Greg Bajek

Personal information
- Full name: Gregory Bajek
- Date of birth: May 29, 1968 (age 58)
- Place of birth: Clifton, New Jersey, U.S.
- Height: 5 ft 10 in (1.78 m)
- Position: Midfielder

Youth career
- 1988–1990: Kean College

Senior career*
- Years: Team / Apps / (Gls)
- 1991: Penn-Jersey Spirit / 10 / (1)
- 1992–1993: Stal Stalowa Wola / 6 / (1)
- 1994–1996: North Jersey Imperials
- 1996–1998: Central Jersey Riptide /  / (16)
- 2000: New Brunswick Brigade / 6 / (3)
- 2002–2004: Jersey Falcons / 30 / (2)
- 2005: Western Mass Pioneers / 10 / (0)

Managerial career
- 2001, 2003–2004: Jersey Falcons

= Greg Bajek =

American soccer player, coach, and team owner (born 1968)

Greg Bajek (born May 29, 1968) is an American retired soccer player, coach and team owner who played professionally in the American Professional Soccer League and owned a franchise in the USL Premier Development League.

Bajek grew up in Clifton, New Jersey and graduated from Clifton High School. He attended Kean College, playing on the men's soccer team from 1988 to 1990. He was a 1988 NCAA Division III First Team All American.

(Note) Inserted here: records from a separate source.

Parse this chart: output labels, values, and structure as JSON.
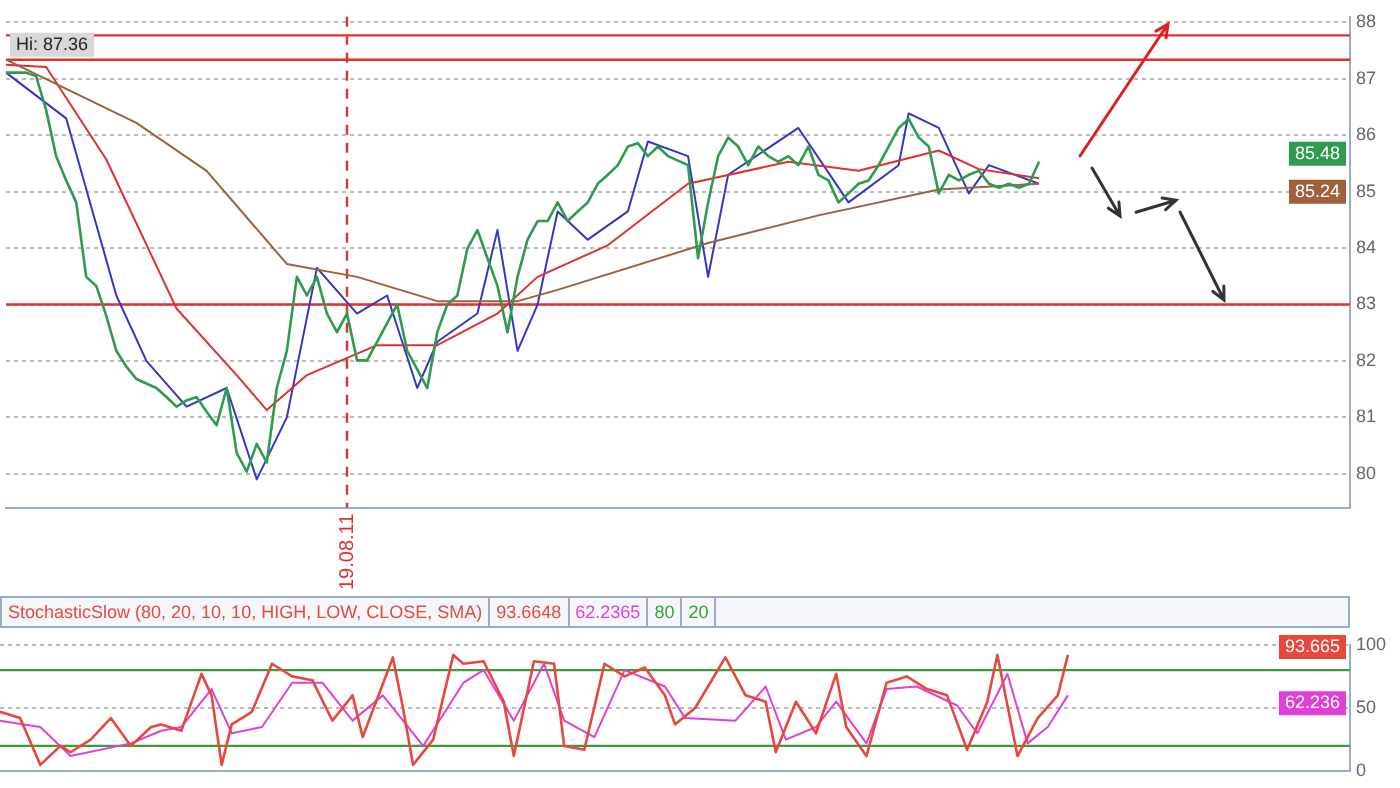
{
  "chart_data": [
    {
      "type": "line",
      "categories": [
        null,
        null,
        null,
        null,
        null,
        null,
        null,
        null,
        null,
        null,
        null,
        null,
        null,
        null,
        null,
        null,
        null,
        null,
        null,
        null,
        null,
        null,
        null,
        null,
        null,
        null,
        null,
        null,
        null,
        null,
        null,
        null,
        null,
        null,
        "19.08.11",
        null,
        null,
        null,
        null,
        null,
        null,
        null,
        null,
        null,
        null,
        null,
        null,
        null,
        null,
        null,
        null,
        null,
        null,
        null,
        null,
        null,
        null,
        null,
        null,
        null,
        null,
        null,
        null,
        null,
        null,
        null,
        null,
        null,
        null,
        null,
        null,
        null,
        null,
        null,
        null,
        null,
        null,
        null,
        null,
        null,
        null,
        null,
        null,
        null,
        null,
        null,
        null,
        null,
        null,
        null,
        null,
        null,
        null,
        null,
        null,
        null,
        null,
        null,
        null,
        null,
        null,
        null,
        null,
        null,
        null,
        null,
        null,
        null,
        null,
        null,
        null,
        null,
        null,
        null,
        null,
        null,
        null,
        null,
        null,
        null,
        null,
        null,
        null,
        null,
        null,
        null,
        null,
        null,
        null,
        null,
        null,
        null,
        null,
        null,
        null
      ],
      "ylim": [
        79.4,
        88.1
      ],
      "yticks": [
        80,
        81,
        82,
        83,
        84,
        85,
        86,
        87,
        88
      ],
      "grid": "y",
      "legend": false,
      "marker": "none",
      "series": [
        {
          "color": "#2e9b4e",
          "values": [
            87.11,
            87.11,
            87.11,
            87.05,
            86.45,
            85.63,
            85.2,
            84.81,
            83.49,
            83.33,
            82.8,
            82.18,
            81.9,
            81.68,
            81.6,
            81.52,
            81.36,
            81.19,
            81.3,
            81.36,
            81.1,
            80.86,
            81.52,
            80.37,
            80.04,
            80.53,
            80.2,
            81.52,
            82.18,
            83.49,
            83.16,
            83.49,
            82.84,
            82.51,
            82.84,
            82.01,
            82.01,
            82.34,
            82.67,
            83.0,
            82.18,
            81.85,
            81.52,
            82.51,
            83.0,
            83.16,
            83.99,
            84.32,
            83.82,
            83.33,
            82.51,
            83.49,
            84.15,
            84.48,
            84.48,
            84.81,
            84.48,
            84.65,
            84.81,
            85.14,
            85.3,
            85.47,
            85.8,
            85.86,
            85.63,
            85.8,
            85.63,
            85.55,
            85.47,
            83.82,
            84.81,
            85.63,
            85.96,
            85.8,
            85.47,
            85.8,
            85.63,
            85.53,
            85.63,
            85.47,
            85.8,
            85.3,
            85.2,
            84.81,
            84.97,
            85.14,
            85.2,
            85.47,
            85.8,
            86.13,
            86.29,
            85.96,
            85.8,
            84.97,
            85.3,
            85.2,
            85.3,
            85.37,
            85.14,
            85.07,
            85.14,
            85.07,
            85.14,
            85.53,
            null,
            null,
            null,
            null,
            null,
            null,
            null,
            null,
            null,
            null,
            null,
            null,
            null,
            null,
            null,
            null,
            null,
            null,
            null,
            null,
            null,
            null,
            null,
            null,
            null,
            null,
            null,
            null,
            null,
            null,
            null
          ]
        },
        {
          "color": "#a0603c",
          "values": [
            87.34,
            null,
            null,
            null,
            null,
            null,
            null,
            null,
            null,
            null,
            null,
            null,
            null,
            86.22,
            null,
            null,
            null,
            null,
            null,
            null,
            85.37,
            null,
            null,
            null,
            null,
            null,
            null,
            null,
            83.72,
            null,
            null,
            null,
            null,
            null,
            null,
            83.49,
            null,
            null,
            null,
            null,
            null,
            null,
            null,
            83.06,
            null,
            null,
            null,
            null,
            null,
            null,
            null,
            83.06,
            null,
            null,
            null,
            83.26,
            null,
            null,
            null,
            null,
            null,
            null,
            null,
            null,
            null,
            null,
            null,
            null,
            null,
            null,
            84.09,
            null,
            null,
            null,
            null,
            null,
            null,
            null,
            null,
            null,
            null,
            84.58,
            null,
            null,
            null,
            null,
            null,
            null,
            null,
            null,
            null,
            null,
            null,
            85.04,
            null,
            null,
            null,
            null,
            null,
            null,
            null,
            null,
            null,
            85.14,
            null,
            null,
            null,
            null,
            null,
            null,
            null,
            null,
            null,
            null,
            null,
            null,
            null,
            null,
            null,
            null,
            null,
            null,
            null,
            null,
            null,
            null,
            null,
            null,
            null,
            null,
            null,
            null,
            null,
            null,
            null
          ]
        },
        {
          "color": "#e03030",
          "values": [
            87.25,
            null,
            null,
            null,
            87.21,
            null,
            null,
            null,
            null,
            null,
            85.57,
            null,
            null,
            null,
            null,
            null,
            null,
            82.93,
            null,
            null,
            null,
            null,
            null,
            81.75,
            null,
            null,
            81.13,
            null,
            null,
            null,
            81.75,
            null,
            null,
            null,
            null,
            null,
            null,
            82.28,
            null,
            null,
            null,
            null,
            null,
            82.28,
            null,
            null,
            null,
            null,
            null,
            82.84,
            null,
            null,
            null,
            83.49,
            null,
            null,
            null,
            null,
            null,
            null,
            84.05,
            null,
            null,
            null,
            null,
            null,
            null,
            null,
            85.14,
            null,
            null,
            null,
            null,
            null,
            null,
            null,
            null,
            null,
            85.53,
            null,
            null,
            null,
            null,
            null,
            null,
            85.37,
            null,
            null,
            null,
            null,
            null,
            null,
            null,
            85.73,
            null,
            null,
            null,
            85.4,
            null,
            null,
            null,
            null,
            null,
            85.24,
            null,
            null,
            null,
            null,
            null,
            null,
            null,
            null,
            null,
            null,
            null,
            null,
            null,
            null,
            null,
            null,
            null,
            null,
            null,
            null,
            null,
            null,
            null,
            null,
            null,
            null,
            null,
            null,
            null,
            null,
            null
          ]
        },
        {
          "color": "#3535c8",
          "values": [
            87.11,
            null,
            null,
            null,
            null,
            null,
            86.3,
            null,
            null,
            null,
            null,
            83.16,
            null,
            null,
            82.0,
            null,
            null,
            null,
            81.19,
            null,
            null,
            null,
            81.52,
            null,
            null,
            79.9,
            null,
            null,
            81.0,
            null,
            null,
            83.65,
            null,
            null,
            null,
            82.84,
            null,
            null,
            83.16,
            null,
            null,
            81.52,
            null,
            82.34,
            null,
            null,
            null,
            82.84,
            null,
            84.32,
            null,
            82.18,
            null,
            83.0,
            null,
            84.65,
            null,
            null,
            84.15,
            null,
            null,
            null,
            84.65,
            null,
            85.89,
            null,
            null,
            null,
            85.63,
            null,
            83.49,
            null,
            85.3,
            null,
            null,
            null,
            null,
            null,
            null,
            86.13,
            null,
            null,
            null,
            null,
            84.81,
            null,
            null,
            null,
            null,
            85.47,
            86.39,
            null,
            null,
            86.13,
            null,
            null,
            84.97,
            null,
            85.47,
            null,
            null,
            null,
            null,
            85.14,
            null,
            null,
            null,
            null,
            null,
            null,
            null,
            null,
            null,
            null,
            null,
            null,
            null,
            null,
            null,
            null,
            null,
            null,
            null,
            null,
            null,
            null,
            null,
            null,
            null,
            null,
            null,
            null,
            null,
            null,
            null
          ]
        }
      ],
      "ref_lines": [
        {
          "axis": "y",
          "value": 87.77,
          "color": "#e03030"
        },
        {
          "axis": "y",
          "value": 87.34,
          "color": "#e03030"
        },
        {
          "axis": "y",
          "value": 83,
          "color": "#e03030"
        },
        {
          "axis": "x",
          "value": "19.08.11",
          "color": "#e03030",
          "line_style": "dashed"
        }
      ],
      "annotations": [
        "Hi: 87.36",
        "85.48",
        "85.24"
      ]
    },
    {
      "type": "line",
      "title": "StochasticSlow (80, 20, 10, 10, HIGH, LOW, CLOSE, SMA)",
      "categories": [
        null,
        null,
        null,
        null,
        null,
        null,
        null,
        null,
        null,
        null,
        null,
        null,
        null,
        null,
        null,
        null,
        null,
        null,
        null,
        null,
        null,
        null,
        null,
        null,
        null,
        null,
        null,
        null,
        null,
        null,
        null,
        null,
        null,
        null,
        null,
        null,
        null,
        null,
        null,
        null,
        null,
        null,
        null,
        null,
        null,
        null,
        null,
        null,
        null,
        null,
        null,
        null,
        null,
        null,
        null,
        null,
        null,
        null,
        null,
        null,
        null,
        null,
        null,
        null,
        null,
        null,
        null,
        null,
        null,
        null,
        null,
        null,
        null,
        null,
        null,
        null,
        null,
        null,
        null,
        null,
        null,
        null,
        null,
        null,
        null,
        null,
        null,
        null,
        null,
        null,
        null,
        null,
        null,
        null,
        null,
        null,
        null,
        null,
        null,
        null,
        null,
        null,
        null,
        null,
        null,
        null,
        null,
        null,
        null,
        null,
        null,
        null,
        null,
        null,
        null,
        null,
        null,
        null,
        null,
        null,
        null,
        null,
        null,
        null,
        null,
        null,
        null,
        null,
        null,
        null,
        null,
        null,
        null,
        null,
        null
      ],
      "ylim": [
        0,
        100
      ],
      "yticks": [
        0,
        50,
        100
      ],
      "tick_labels": "y",
      "grid": "y",
      "legend": false,
      "marker": "none",
      "series": [
        {
          "color": "#e8483c",
          "values": [
            47,
            null,
            42,
            null,
            5,
            null,
            20,
            15,
            null,
            25,
            null,
            42,
            null,
            20,
            null,
            35,
            37,
            null,
            32,
            null,
            77,
            60,
            5,
            37,
            null,
            47,
            null,
            85,
            null,
            75,
            null,
            72,
            null,
            40,
            null,
            60,
            27,
            null,
            null,
            90,
            50,
            5,
            null,
            25,
            null,
            92,
            85,
            null,
            87,
            null,
            55,
            12,
            null,
            87,
            null,
            85,
            20,
            null,
            17,
            null,
            85,
            null,
            75,
            null,
            82,
            null,
            60,
            37,
            null,
            50,
            null,
            null,
            90,
            null,
            60,
            null,
            55,
            15,
            null,
            55,
            null,
            30,
            null,
            77,
            35,
            null,
            12,
            null,
            70,
            null,
            75,
            null,
            65,
            null,
            60,
            null,
            17,
            null,
            55,
            92,
            null,
            12,
            null,
            42,
            null,
            60,
            92,
            null,
            null,
            null,
            null,
            null,
            null,
            null,
            null,
            null,
            null,
            null,
            null,
            null,
            null,
            null,
            null,
            null,
            null,
            null,
            null,
            null,
            null,
            null,
            null,
            null,
            null,
            null,
            null
          ]
        },
        {
          "color": "#e040d8",
          "values": [
            40,
            null,
            null,
            null,
            35,
            null,
            null,
            12,
            null,
            null,
            null,
            null,
            null,
            22,
            null,
            null,
            32,
            null,
            35,
            null,
            null,
            65,
            null,
            30,
            null,
            null,
            35,
            null,
            null,
            70,
            null,
            null,
            70,
            null,
            null,
            40,
            null,
            null,
            60,
            null,
            null,
            null,
            20,
            null,
            null,
            null,
            70,
            null,
            80,
            null,
            null,
            40,
            null,
            null,
            85,
            null,
            40,
            null,
            null,
            27,
            null,
            null,
            80,
            null,
            null,
            null,
            67,
            null,
            42,
            null,
            null,
            null,
            null,
            40,
            null,
            null,
            67,
            null,
            25,
            null,
            null,
            35,
            null,
            55,
            null,
            null,
            22,
            null,
            65,
            null,
            null,
            67,
            null,
            null,
            null,
            52,
            null,
            30,
            null,
            null,
            77,
            null,
            22,
            null,
            35,
            null,
            60,
            null,
            null,
            null,
            null,
            null,
            null,
            null,
            null,
            null,
            null,
            null,
            null,
            null,
            null,
            null,
            null,
            null,
            null,
            null,
            null,
            null,
            null,
            null,
            null,
            null,
            null,
            null,
            null
          ]
        }
      ],
      "ref_lines": [
        {
          "axis": "y",
          "value": 80,
          "label": "80",
          "color": "#3c9c3c"
        },
        {
          "axis": "y",
          "value": 20,
          "label": "20",
          "color": "#3c9c3c"
        }
      ],
      "annotations": [
        "93.6648",
        "62.2365",
        "93.665",
        "62.236"
      ]
    }
  ]
}
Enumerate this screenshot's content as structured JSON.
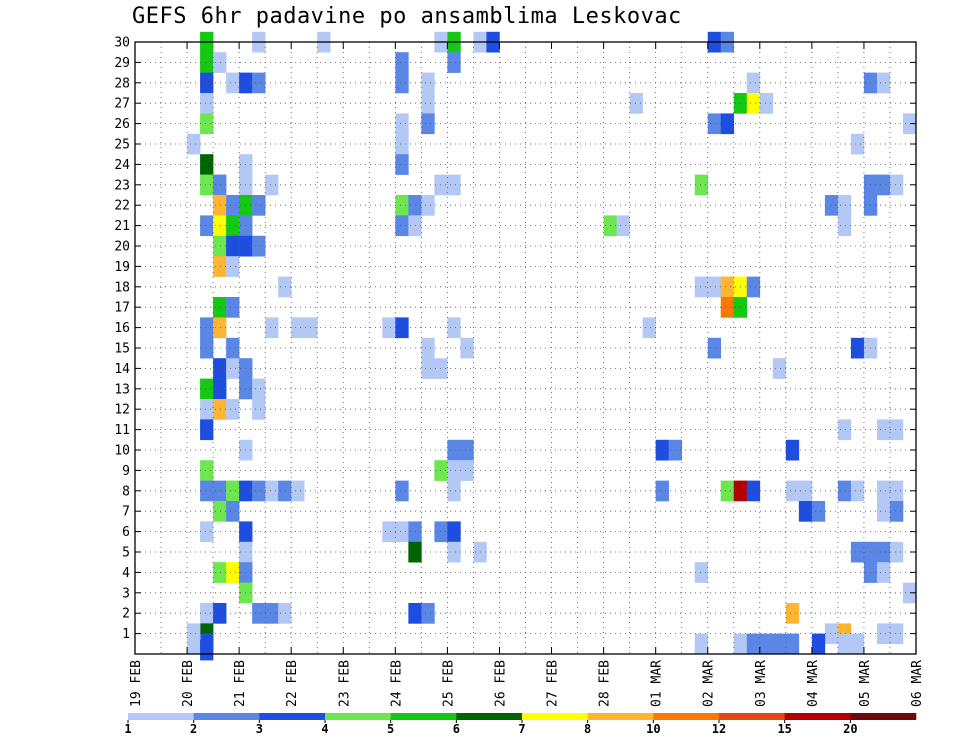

In July 1991, Bajek turned professional when he signed with the Penn-Jersey Spirit of the American Professional Soccer League. In 1992, he moved to Poland where he played for Stal Stalowa Wola. On March 3, 1994, Bajek signed with the North Jersey Imperials of the USISL. In 1995 and 1996, the Imperials played in the USISL Pro League. In 1996, Bajek joined the Central Jersey Riptide of the USISL Pro League. In 1998 and 1999, the team moved down to the USISL D-3 Pro League. In 2000, he played for the New Brunswick Brigade. In 2001, Bajek became the owner and coach of the Jersey Falcons. From 2002 to 2004, he played for the Falcons. In 2003, he again became the head coach. When the team collapsed in 2005, Bajek finished his career with the Western Mass Pioneers.